One impact of this is that some carriers are seeing pilots less willing to "move up the ladder,” as shown in Exhibit 2; instead, these pilots want to stay where they are once they hit seniority in their current role. Seniority gives them greater schedule control and flexibility — which they lose if they move to the bottom of the list in a new position. As a result, some carriers are experiencing targeted position shortages, constraining flight schedule planning.

Exhibit 2: Illustrative traditional pilot progression ladder, North America
A figurative chart illustrating how pilots move from first officer to captain and advance to flying larger aircraft over time.
Notes: Progressions outlined are illustrative only and may not include all potential pathways.

The ongoing reset of expectations across all active generations of pilots does have its upside for flight leaders, in that they can diversify benefits options to attract and retain pilots, while driving up productivity.

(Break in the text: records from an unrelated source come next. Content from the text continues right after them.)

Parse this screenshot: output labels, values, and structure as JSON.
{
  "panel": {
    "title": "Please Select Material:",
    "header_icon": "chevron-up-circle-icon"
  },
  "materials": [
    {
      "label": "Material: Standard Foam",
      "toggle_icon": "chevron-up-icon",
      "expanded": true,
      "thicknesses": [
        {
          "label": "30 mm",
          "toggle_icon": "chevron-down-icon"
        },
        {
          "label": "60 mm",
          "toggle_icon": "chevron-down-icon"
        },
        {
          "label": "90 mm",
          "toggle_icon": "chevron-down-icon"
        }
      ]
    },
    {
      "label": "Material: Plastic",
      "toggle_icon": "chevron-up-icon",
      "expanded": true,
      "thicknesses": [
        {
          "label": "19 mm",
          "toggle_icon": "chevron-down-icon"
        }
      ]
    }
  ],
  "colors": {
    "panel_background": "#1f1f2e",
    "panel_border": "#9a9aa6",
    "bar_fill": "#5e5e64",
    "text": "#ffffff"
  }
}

As examples, carriers have seen success in offering part-time flying months, greater basing flexibility, and options to fly different aircraft in partnership with other carriers.

In conclusion, we anticipate the key themes discussed in our Flight Operations Brief will be top of mind for flight operations leaders for at least the next several years. The generational shift now underway will continue to redefine how the workforce is managed, what pilots value most, and how best to meet pilot expectations while supporting operational effectiveness, cost efficiency, and safety.